Definition · working capital
Days payable outstanding (DPO)
Days payable outstanding measures the average number of days a company takes to pay suppliers, usually calculated from accounts payable and cost of goods sold. For days payable outstanding (DPO), the useful boundary is the cash source, timing horizon, owner, liquidity exposure, and decision before options narrow.
Also known as DPO, days payable outstanding, days payables, creditor days
Why it matters
Understanding days payable outstanding (DPO) matters because cash decisions are time-sensitive. Teams need to know when money moves, which balance changes, who owns the next action, and what can still be changed before liquidity tightens. Pluvo computes DPO from connected AP data and shows how shifts in payment timing move cash, with every figure traceable to source.
In practice
Liquidity example
Finance teams use days payable outstanding (DPO) when they need to understand cash timing before a decision is made. A team might compare expected receipts, payroll, vendor payments, and debt obligations to decide what action is needed this week.
Pluvo example
Pluvo computes DPO from connected AP data and shows how shifts in payment timing move cash, with every figure traceable to source.
In practice, teams should define days payable outstanding (DPO) with a clear source, owner, time period, and decision before they use it in reporting, planning, or operating reviews.
Understanding days payable outstanding (DPO) matters because cash decisions are time-sensitive. Teams need to know when money moves, which balance changes, who owns the next action, and what can still be changed before liquidity tightens. Pluvo computes DPO from connected AP data and shows how shifts in payment timing move cash, with every figure traceable to source.
A strong workflow for days payable outstanding (DPO) separates the definition from the action: first agree what the term means, then decide how it is measured, when it changes, and who is accountable for the next step.

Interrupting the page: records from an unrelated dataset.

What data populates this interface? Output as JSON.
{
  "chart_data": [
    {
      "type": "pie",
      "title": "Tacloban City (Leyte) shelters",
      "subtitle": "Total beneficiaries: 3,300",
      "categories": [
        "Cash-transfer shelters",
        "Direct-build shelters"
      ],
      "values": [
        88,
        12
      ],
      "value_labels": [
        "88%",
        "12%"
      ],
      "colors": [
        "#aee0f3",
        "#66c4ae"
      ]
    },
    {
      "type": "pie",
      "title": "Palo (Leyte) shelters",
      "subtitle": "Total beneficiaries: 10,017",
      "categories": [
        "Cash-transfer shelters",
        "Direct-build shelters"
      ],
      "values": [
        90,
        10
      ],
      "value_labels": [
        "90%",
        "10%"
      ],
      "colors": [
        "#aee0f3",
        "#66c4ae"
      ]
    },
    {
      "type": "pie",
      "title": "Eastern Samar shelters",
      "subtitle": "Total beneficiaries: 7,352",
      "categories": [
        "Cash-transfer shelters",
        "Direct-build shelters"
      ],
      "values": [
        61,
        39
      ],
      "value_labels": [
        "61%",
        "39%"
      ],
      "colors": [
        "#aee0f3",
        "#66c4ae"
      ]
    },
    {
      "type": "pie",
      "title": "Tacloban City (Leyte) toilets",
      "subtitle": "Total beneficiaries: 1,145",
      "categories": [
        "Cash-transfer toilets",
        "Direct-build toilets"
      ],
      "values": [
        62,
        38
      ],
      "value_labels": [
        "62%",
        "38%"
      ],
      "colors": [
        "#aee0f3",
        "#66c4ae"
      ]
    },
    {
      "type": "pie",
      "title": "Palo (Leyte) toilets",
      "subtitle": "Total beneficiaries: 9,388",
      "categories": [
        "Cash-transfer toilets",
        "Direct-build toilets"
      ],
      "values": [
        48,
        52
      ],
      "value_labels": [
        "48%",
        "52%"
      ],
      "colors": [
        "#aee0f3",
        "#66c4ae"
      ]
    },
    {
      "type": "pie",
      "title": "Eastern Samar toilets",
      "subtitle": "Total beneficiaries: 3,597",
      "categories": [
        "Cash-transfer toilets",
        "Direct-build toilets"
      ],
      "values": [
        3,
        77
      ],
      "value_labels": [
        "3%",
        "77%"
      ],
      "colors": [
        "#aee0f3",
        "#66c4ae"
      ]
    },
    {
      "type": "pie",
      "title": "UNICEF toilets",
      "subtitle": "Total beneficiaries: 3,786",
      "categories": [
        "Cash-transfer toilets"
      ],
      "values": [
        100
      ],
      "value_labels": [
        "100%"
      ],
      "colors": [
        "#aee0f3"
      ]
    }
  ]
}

Pluvo computes DPO from connected AP data and shows how shifts in payment timing move cash, with every figure traceable to source.
FAQ
What is days payable outstanding (DPO)?
Days payable outstanding measures the average number of days a company takes to pay suppliers, usually calculated from accounts payable and cost of goods sold. For days payable outstanding (DPO), the useful boundary is the cash source, timing horizon, owner, liquidity exposure, and decision before options narrow.
How do you calculate DPO?
To calculate days payable outstanding (DPO), define the source data, time period, comparison basis, and owner before applying the formula. The useful answer is not only the math; it is whether the inputs and timing match the decision the metric supports.
Is a high DPO good or bad?
A good value for days payable outstanding (DPO) depends on company stage, business model, margin profile, cash position, and reporting purpose. The useful comparison is the one tied to the decision, not a generic benchmark copied across contexts.